|Your Country is on Their Side|
The Guardian's Seumas Milne dismembers the rank hypocrisy of our position on Ukraine, the role we played in creating this crisis and the villainous cutthroats we're backing.
Diplomatic pronouncements are renowned for hypocrisy and double standards. But western denunciations of Russian intervention in Crimea have reached new depths of self parody. The so far bloodless incursion is an "incredible act of aggression", US secretary of state John Kerry declared. In the 21st century you just don't invade countries on a "completely trumped-up pretext", he insisted, as US allies agreed that it had been an unacceptable breach of international law, for which there will be "costs".
That the states which launched the greatest act of unprovoked aggression in modern history on a trumped-up pretext – against Iraq, in an illegal war now estimated to have killed 500,000, along with the invasion of Afghanistan, bloody regime change in Libya, and the killing of thousands in drone attacks on Pakistan, Yemen and Somalia, all without UN authorisation – should make such claims is beyond absurdity.
...The US and European powers openly sponsored the protests to oust the corrupt but elected Viktor Yanukovych government, which were triggered by controversy over an all-or-nothing EU agreement which would have excluded economic association with Russia.

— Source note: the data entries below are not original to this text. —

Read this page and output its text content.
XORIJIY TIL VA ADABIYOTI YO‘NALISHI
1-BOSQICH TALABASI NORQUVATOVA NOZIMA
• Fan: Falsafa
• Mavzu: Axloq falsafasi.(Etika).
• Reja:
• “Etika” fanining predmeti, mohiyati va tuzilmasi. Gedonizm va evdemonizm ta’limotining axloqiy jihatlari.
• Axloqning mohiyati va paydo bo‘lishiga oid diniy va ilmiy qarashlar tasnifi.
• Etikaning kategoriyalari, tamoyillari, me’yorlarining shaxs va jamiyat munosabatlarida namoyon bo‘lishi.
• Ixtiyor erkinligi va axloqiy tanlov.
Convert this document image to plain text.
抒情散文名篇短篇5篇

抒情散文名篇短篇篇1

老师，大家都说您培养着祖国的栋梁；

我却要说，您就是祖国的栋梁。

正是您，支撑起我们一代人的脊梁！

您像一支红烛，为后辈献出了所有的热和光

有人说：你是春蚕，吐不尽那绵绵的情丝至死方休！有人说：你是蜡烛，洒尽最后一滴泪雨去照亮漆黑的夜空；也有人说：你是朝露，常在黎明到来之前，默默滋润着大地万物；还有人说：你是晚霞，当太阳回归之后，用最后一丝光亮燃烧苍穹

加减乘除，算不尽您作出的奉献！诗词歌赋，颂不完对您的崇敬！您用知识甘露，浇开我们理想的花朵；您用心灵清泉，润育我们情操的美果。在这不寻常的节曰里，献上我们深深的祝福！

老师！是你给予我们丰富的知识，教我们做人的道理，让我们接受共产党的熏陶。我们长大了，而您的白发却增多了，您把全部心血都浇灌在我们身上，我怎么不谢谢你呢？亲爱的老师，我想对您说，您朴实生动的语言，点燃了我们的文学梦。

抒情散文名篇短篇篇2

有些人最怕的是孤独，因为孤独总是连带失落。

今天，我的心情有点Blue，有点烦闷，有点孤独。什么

In her notorious "fuck the EU" phone call leaked last month, the US official Victoria Nuland can be heard laying down the shape of a post-Yanukovych government – much of which was then turned into reality when he was overthrown after the escalation of violence a couple of weeks later.
The president had by then lost political authority, but his overnight impeachment was certainly constitutionally dubious. In his place a government of oligarchs, neoliberal Orange Revolution retreads and neofascists has been installed, one of whose first acts was to try and remove the official status of Russian, spoken by a majority in parts of the south and east, as moves were made to ban the Communist party, which won 13% of the vote at the last election.
...Fascist gangs now patrol the streets. But they are also in Kiev's corridors of power. The far right Svoboda party, whose leader has denounced the "criminal activities" of "organised Jewry" and which was condemned by the European parliament for its "racist and antisemitic views", has five ministerial posts in the new government, including deputy prime minister and prosecutor general. The leader of the even more extreme Right Sector, at the heart of the street violence, is now Ukraine's deputy national security chief.
Neo-Nazis in office is a first in post-war Europe. But this is the unelected government now backed by the US and EU. And in a contemptuous rebuff to the ordinary Ukrainians who protested against corruption and hoped for real change, the new administration has appointed two billionaire oligarchs – one who runs his business from Switzerland – to be the new governors of the eastern cities of Donetsk and Dnepropetrovsk. Meanwhile, the IMF is preparing an eye-watering austerity plan for the tanking Ukrainian economy which can only swell poverty and unemployment.
...Clearly, Putin's justifications for intervention – "humanitarian" protection for Russians and an appeal by the deposed president – are legally and politically flaky, even if nothing like on the scale of "weapons of mass destruction". Nor does Putin's conservative nationalism or oligarchic regime have much wider international appeal.
But Russia's role as a limited counterweight to unilateral western power certainly does. And in a world where the US, Britain, France and their allies have turned international lawlessness with a moral veneer into a permanent routine, others are bound to try the same game.
Fortunately, the only shots fired by Russian forces at this point have been into the air. But the dangers of escalating foreign intervention are obvious. What is needed instead is a negotiated settlement for Ukraine, including a broad-based government in Kiev shorn of fascists; a federal constitution that guarantees regional autonomy; economic support that doesn't pauperise the majority; and a chance for people in Crimea to choose their own future. Anything else risks spreading the conflict.